How to Talk to a Teacher About Your Child's Struggles

Learn how to effectively communicate with your child's teacher about academic, social, or behavioral challenges.

  1. Prepare for the conversation. Before meeting with the teacher, gather specific examples of what you're seeing at home. Write down dates, behaviors, or academic concerns you've noticed. Think about what questions you want to ask and what outcomes you're hoping for. If your child has shared specific concerns about school, jot those down too. Consider whether your child should be part of the conversation - older kids often benefit from being included, while younger children might feel anxious.
  2. Schedule the right time and place. Don't try to have this conversation during drop-off or pickup when the teacher is busy with other students. Email or call to request a meeting, and be clear about your concerns. Ask for at least 20-30 minutes of uninterrupted time. Most teachers prefer to meet before or after school hours. If you need more time for a complex issue, don't hesitate to ask for it.
  3. Start with a collaborative approach. Begin the conversation by expressing that you want to work together to help your child succeed. Use phrases like 'I'd love to understand...' or 'Can you help me figure out...' instead of making accusations. Share what you've observed at home without blaming anyone. Remember that the teacher wants your child to succeed just as much as you do.

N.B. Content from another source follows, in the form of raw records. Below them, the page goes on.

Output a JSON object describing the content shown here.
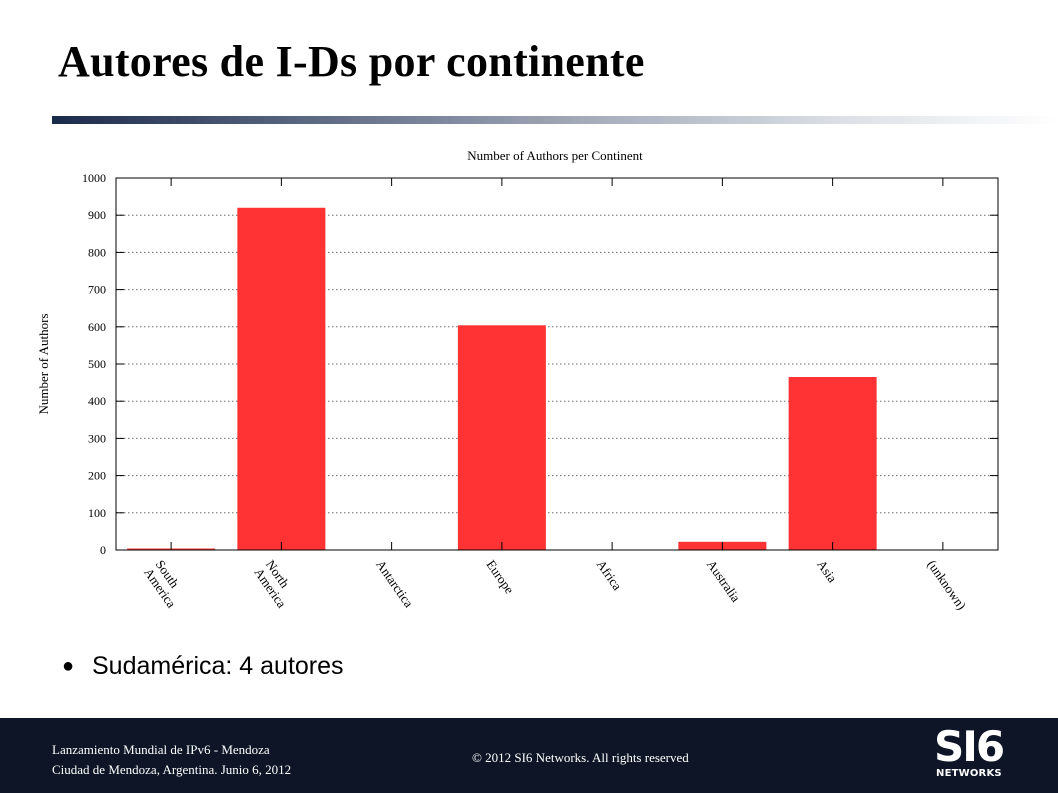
{
  "slide": {
    "title": "Autores de I-Ds por continente",
    "bullet_symbol": "●",
    "bullet_text": "Sudamérica: 4 autores"
  },
  "footer": {
    "line1": "Lanzamiento Mundial de IPv6 - Mendoza",
    "line2": "Ciudad de Mendoza, Argentina. Junio 6, 2012",
    "copyright": "© 2012 SI6 Networks. All rights reserved",
    "logo_main": "SI6",
    "logo_sub": "NETWORKS"
  },
  "colors": {
    "bar": "#ff3333",
    "footer_bg": "#0d1526",
    "title_rule": "#1a2a4a"
  },
  "chart_data": {
    "type": "bar",
    "title": "Number of Authors per Continent",
    "xlabel": "",
    "ylabel": "Number of Authors",
    "ylim": [
      0,
      1000
    ],
    "yticks": [
      0,
      100,
      200,
      300,
      400,
      500,
      600,
      700,
      800,
      900,
      1000
    ],
    "grid": true,
    "categories": [
      [
        "South",
        "America"
      ],
      [
        "North",
        "America"
      ],
      [
        "Antarctica"
      ],
      [
        "Europe"
      ],
      [
        "Africa"
      ],
      [
        "Australia"
      ],
      [
        "Asia"
      ],
      [
        "(unknown)"
      ]
    ],
    "values": [
      4,
      920,
      0,
      604,
      0,
      22,
      465,
      0
    ]
  }
}
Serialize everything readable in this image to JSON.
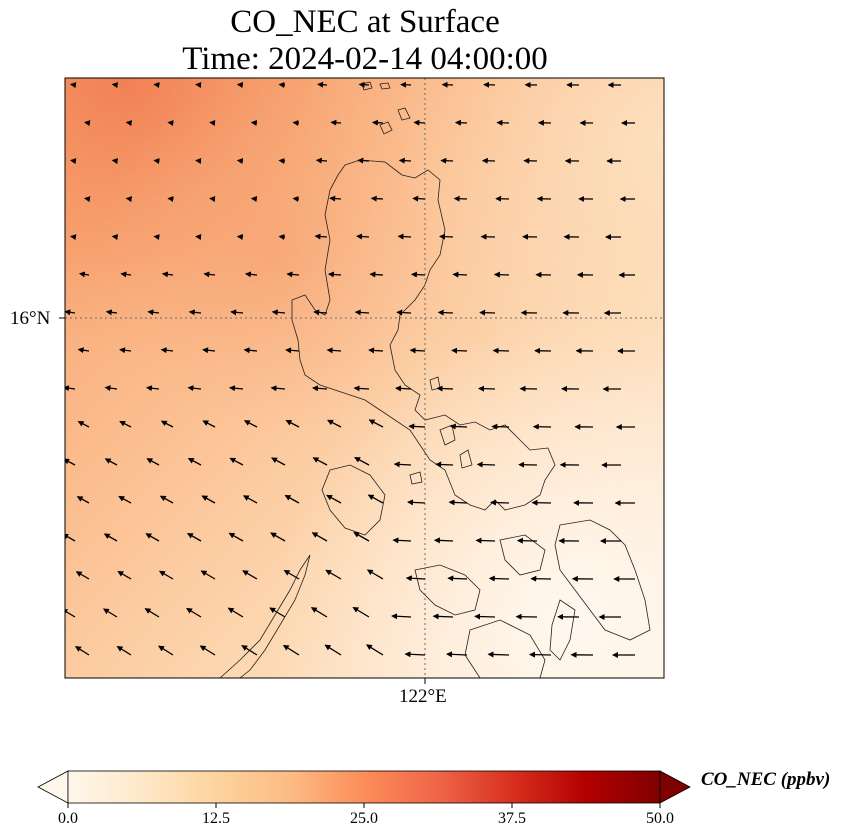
{
  "title": {
    "line1": "CO_NEC at Surface",
    "line2": "Time: 2024-02-14 04:00:00"
  },
  "map": {
    "projection_extent": {
      "lon_min": 118.0,
      "lon_max": 124.7,
      "lat_min": 12.1,
      "lat_max": 18.8
    },
    "gridlines": {
      "lat": 16,
      "lon": 122
    },
    "lat_tick_label": "16°N",
    "lon_tick_label": "122°E",
    "field_description": "CO concentration shaded with arrows showing near-surface wind (predominantly easterly)",
    "colors": {
      "high": "#f5875a",
      "mid": "#fbb98c",
      "low": "#fef0e1",
      "coast": "#222222",
      "gridline": "#6b6b6b"
    }
  },
  "colorbar": {
    "label": "CO_NEC (ppbv)",
    "min": 0.0,
    "max": 50.0,
    "ticks": [
      "0.0",
      "12.5",
      "25.0",
      "37.5",
      "50.0"
    ],
    "colormap": "OrRd",
    "extend": "both",
    "stops": [
      "#fff7ec",
      "#fee8c8",
      "#fdd49e",
      "#fdbb84",
      "#fc8d59",
      "#ef6548",
      "#d7301f",
      "#b30000",
      "#7f0000"
    ]
  }
}
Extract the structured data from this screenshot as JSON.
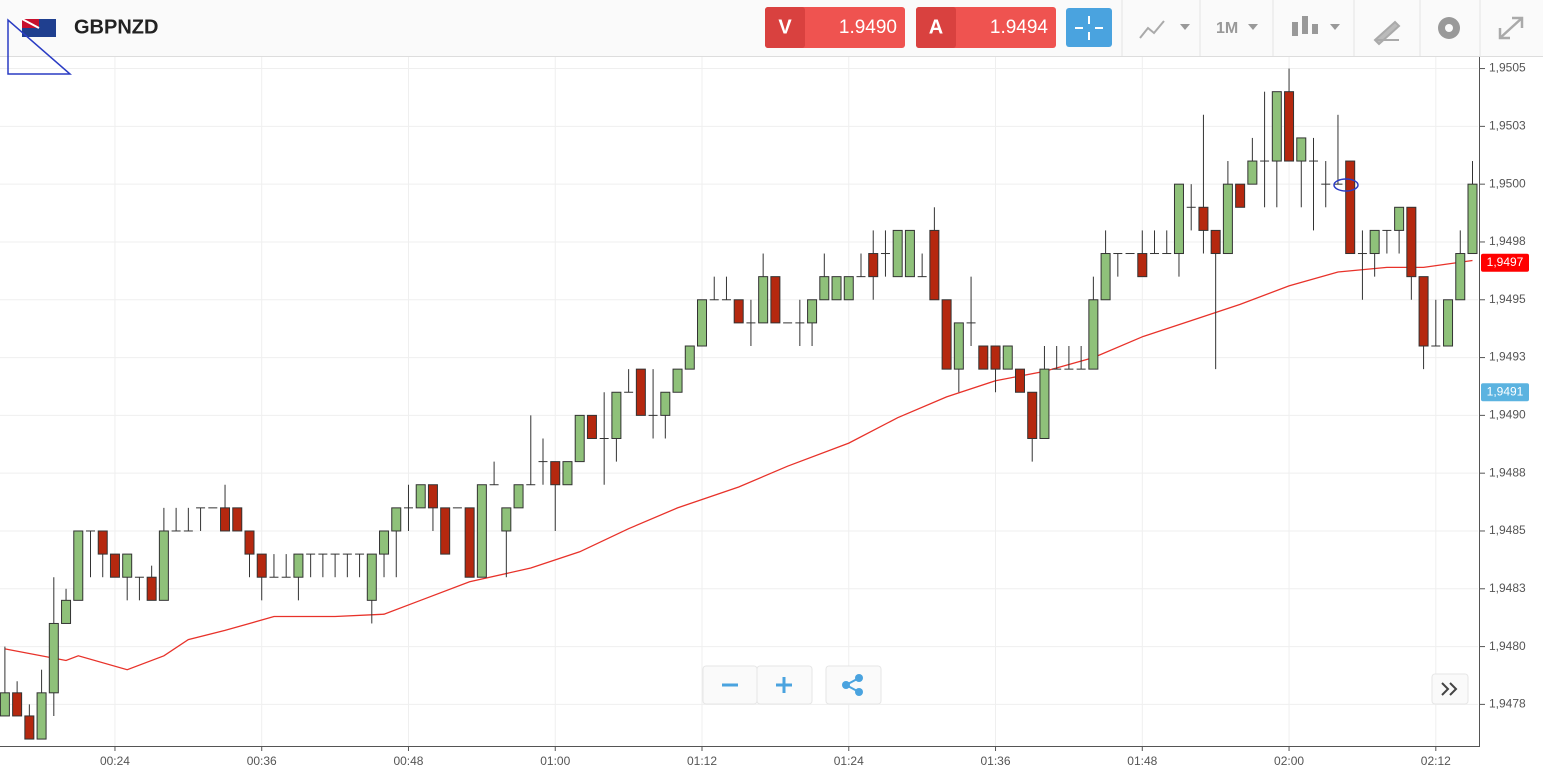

  4. Be specific about your concerns. Instead of saying 'My child is struggling,' describe exactly what you're seeing. For example: 'Sarah comes home saying she doesn't understand math and gets frustrated during homework' or 'Jake mentions that he has trouble making friends at recess.' The more specific you are, the better the teacher can understand and address the issue.
  5. Listen to the teacher's perspective. Ask open-ended questions like 'What are you seeing in the classroom?' or 'How does this compare to other students?' The teacher may have insights you haven't considered or may be seeing different behaviors than what happens at home. Take notes during the conversation so you remember important details later.
  6. Work together on solutions. Once you both understand the problem, brainstorm solutions together. Ask what you can do at home to support what's happening at school. Discuss what accommodations or support might help your child in the classroom. Be open to trying different approaches - what works for one child might not work for another.
  7. Create a follow-up plan. Before ending the meeting, agree on next steps and when you'll check in again. This might be a follow-up email in two weeks or another meeting in a month. Make sure you both understand who will do what and by when. If your child was part of the conversation, include them in age-appropriate ways in the follow-up plan.